Le beurre le moins cher de la région

La production laitière est assurée par des vaches de race Holstein, ce qui ne manque pas d’étonner en bio mais, comme l’explique Dimitri, cette race fait partie de la tradition familiale et changer tout un troupeau n’est ni simple, ni actuellement une priorité… Mais, s’ils devaient en changer, ils s’orienteraient probablement vers la Montbéliarde ou vers la Jersiaise, originaire de l’île anglo-normande de Jersey. Ils ont d’ailleurs introduit quatre de ces petites vaches au sein de leur troupeau. Le lait est écrémé et la matière grasse est transformée en beurre tandis qu’une partie du lait écrémé l’est en boulette traditionnelle ; une autre est vendue à laiterie, mais pas dans la filière bio, et le reste sert à l’alimentation des veaux.

La crise du beurre, on ne connaît pas à la ferme Champignol et, sans l’appel d’une journaliste, il est possible que Dimitri et Marie ne seraient même pas au courant que la France voisine manque de cette précieuse matière. Si quelques Français sont bien venu en acheter au magasin de la ferme, il n’est pas question pour autant d’augmenter le prix, ce qui fait maintenant du beurre de Champignol le moins cher de tous les magasins du coin.

La ferme est constituée de trente hectares de prairies permanentes, vingt hectares de prairies temporaires et trente hectares de céréales – triticale, avoine, pois en mélange et épeautre – ; deux tiers de la production de céréales alimentent la filière bio, tandis que le dernier tiers est destiné à l’alimentation des vaches de la ferme. 90 à 95 % de la ration est constituée d’herbe produite à la ferme, elle est complétée par les céréales aussi produites à la ferme et par l’achat d’un peu de maïs et de pois.
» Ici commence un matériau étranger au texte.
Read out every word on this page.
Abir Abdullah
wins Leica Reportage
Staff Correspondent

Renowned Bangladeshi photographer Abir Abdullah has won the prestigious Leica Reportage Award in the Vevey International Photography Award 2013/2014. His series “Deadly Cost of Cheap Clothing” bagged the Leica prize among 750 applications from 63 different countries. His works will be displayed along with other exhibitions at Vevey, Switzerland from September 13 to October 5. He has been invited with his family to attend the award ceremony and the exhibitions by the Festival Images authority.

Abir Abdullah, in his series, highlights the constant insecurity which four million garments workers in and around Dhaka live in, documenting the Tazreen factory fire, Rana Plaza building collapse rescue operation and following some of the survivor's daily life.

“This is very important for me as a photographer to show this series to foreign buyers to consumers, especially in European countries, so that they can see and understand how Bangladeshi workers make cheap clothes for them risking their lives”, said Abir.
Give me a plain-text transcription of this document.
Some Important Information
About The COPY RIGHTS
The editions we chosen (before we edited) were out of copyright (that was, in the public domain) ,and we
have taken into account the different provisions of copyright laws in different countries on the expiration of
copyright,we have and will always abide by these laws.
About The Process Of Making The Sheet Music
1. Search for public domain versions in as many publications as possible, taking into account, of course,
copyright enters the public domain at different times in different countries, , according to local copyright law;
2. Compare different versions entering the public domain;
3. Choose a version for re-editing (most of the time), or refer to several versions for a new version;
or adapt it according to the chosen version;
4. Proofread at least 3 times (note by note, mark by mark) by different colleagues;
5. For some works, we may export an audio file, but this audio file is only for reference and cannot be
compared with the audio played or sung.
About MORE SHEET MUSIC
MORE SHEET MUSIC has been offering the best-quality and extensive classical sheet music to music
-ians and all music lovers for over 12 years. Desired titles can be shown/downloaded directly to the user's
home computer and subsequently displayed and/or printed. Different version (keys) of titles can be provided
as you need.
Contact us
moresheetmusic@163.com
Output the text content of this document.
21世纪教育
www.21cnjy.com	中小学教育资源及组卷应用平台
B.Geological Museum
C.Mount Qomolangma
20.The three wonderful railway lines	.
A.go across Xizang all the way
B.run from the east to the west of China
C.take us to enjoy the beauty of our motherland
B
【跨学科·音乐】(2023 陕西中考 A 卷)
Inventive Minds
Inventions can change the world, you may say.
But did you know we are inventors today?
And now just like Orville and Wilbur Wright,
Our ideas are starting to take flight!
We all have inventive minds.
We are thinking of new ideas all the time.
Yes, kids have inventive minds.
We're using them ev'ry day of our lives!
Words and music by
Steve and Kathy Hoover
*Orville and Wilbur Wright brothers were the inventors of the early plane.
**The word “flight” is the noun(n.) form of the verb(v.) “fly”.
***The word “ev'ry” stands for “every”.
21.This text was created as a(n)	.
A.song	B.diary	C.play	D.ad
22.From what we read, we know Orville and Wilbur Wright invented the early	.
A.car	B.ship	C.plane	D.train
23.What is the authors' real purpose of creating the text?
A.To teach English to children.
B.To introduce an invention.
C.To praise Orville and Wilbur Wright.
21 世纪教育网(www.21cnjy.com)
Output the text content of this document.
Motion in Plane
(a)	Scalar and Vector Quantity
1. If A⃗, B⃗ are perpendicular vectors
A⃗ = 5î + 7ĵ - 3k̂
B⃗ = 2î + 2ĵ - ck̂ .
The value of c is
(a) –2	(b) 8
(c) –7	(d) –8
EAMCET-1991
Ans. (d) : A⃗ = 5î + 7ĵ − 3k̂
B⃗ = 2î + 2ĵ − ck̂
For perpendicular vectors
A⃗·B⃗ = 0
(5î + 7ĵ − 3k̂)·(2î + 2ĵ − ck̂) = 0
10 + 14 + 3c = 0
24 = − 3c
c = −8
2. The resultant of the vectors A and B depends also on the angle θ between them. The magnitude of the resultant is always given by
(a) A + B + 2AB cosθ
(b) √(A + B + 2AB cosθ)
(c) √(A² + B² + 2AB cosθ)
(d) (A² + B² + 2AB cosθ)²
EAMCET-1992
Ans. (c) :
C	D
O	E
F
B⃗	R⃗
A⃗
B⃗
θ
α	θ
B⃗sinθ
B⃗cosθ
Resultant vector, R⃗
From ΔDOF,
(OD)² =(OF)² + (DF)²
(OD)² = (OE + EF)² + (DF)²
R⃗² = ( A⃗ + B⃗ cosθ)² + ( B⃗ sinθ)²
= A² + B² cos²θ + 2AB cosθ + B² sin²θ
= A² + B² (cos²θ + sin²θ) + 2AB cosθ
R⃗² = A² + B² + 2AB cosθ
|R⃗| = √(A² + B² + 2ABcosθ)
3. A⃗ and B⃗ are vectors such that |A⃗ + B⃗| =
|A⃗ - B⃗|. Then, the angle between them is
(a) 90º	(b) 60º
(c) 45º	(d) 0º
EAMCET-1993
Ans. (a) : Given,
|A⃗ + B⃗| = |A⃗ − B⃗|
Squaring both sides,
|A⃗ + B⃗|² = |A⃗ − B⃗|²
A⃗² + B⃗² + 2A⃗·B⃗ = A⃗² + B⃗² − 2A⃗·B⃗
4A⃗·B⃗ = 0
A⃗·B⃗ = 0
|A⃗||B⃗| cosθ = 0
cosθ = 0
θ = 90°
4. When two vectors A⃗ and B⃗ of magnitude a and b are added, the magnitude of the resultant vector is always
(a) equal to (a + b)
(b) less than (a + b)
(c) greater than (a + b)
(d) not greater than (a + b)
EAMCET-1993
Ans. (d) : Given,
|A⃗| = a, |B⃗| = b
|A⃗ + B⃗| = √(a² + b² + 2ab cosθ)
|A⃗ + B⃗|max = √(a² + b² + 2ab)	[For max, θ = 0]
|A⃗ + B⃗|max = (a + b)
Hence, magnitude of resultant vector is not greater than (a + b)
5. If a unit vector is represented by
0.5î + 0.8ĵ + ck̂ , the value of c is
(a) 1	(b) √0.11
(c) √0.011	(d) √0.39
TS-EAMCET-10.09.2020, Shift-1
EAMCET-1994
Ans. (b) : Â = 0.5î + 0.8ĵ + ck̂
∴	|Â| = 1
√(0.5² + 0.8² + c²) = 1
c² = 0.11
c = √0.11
L’apport de la dernière génération

Dimitri et Marie Burniaux ont des idées plein la tête et ils n’hésitent pas à les concrétiser. Si la vente directe les intéresse très fortement, Marie a vite remarqué que son étal de beurre et de boulette manquait de diversité, et que la présence de légumes serait un plus… C’est ainsi que le maraîchage est arrivé à Champignol. Quarante ares lui sont consacrés et trois serres jouxtent maintenant les installations de la ferme. La biodiversité y est de mise : les potagers sont entourés de haies de plantes indigènes et des petits parterres de fleurs et d’aromatiques – origan, fenouil, agastache, thym… – séparent les parcelles, tandis que la culture des légumes sur buttes est aussi agrémentée de fleurs. La diversité des légumes est remarquable et la présence d’hybride anecdotique. Marie avoue qu’il est plus difficile de convaincre le consommateur de redécouvrir les légumes oubliés que de les cultiver. Elle ne compte cependant pas baisser les bras mais a, tout au contraire, des projets plein la tête pour en faciliter la découverte et l’utilisation. A Champignol, les jardiniers ne sont pas oubliés et la production de plans à repiquer devient, peu à peu, une spécialité de la ferme. Deux serres chauffées, dont une avec des tables de semis également chauffées, facilitent la production de plans et permettent un allongement de la saison de culture. Pourtant, pas de dépenses d’énergie fossiles supplémentaires à la ferme Champignol. Nous verrons pourquoi. En attendant, les légumes produits à la ferme ne suffisent pas à fournir l’étal et le magasin, comme le rêve Marie ; la revente de fromages produits par des confrères, alors que sa propre ferme produit beaucoup de lait, contribue aussi à exacerber sa frustration…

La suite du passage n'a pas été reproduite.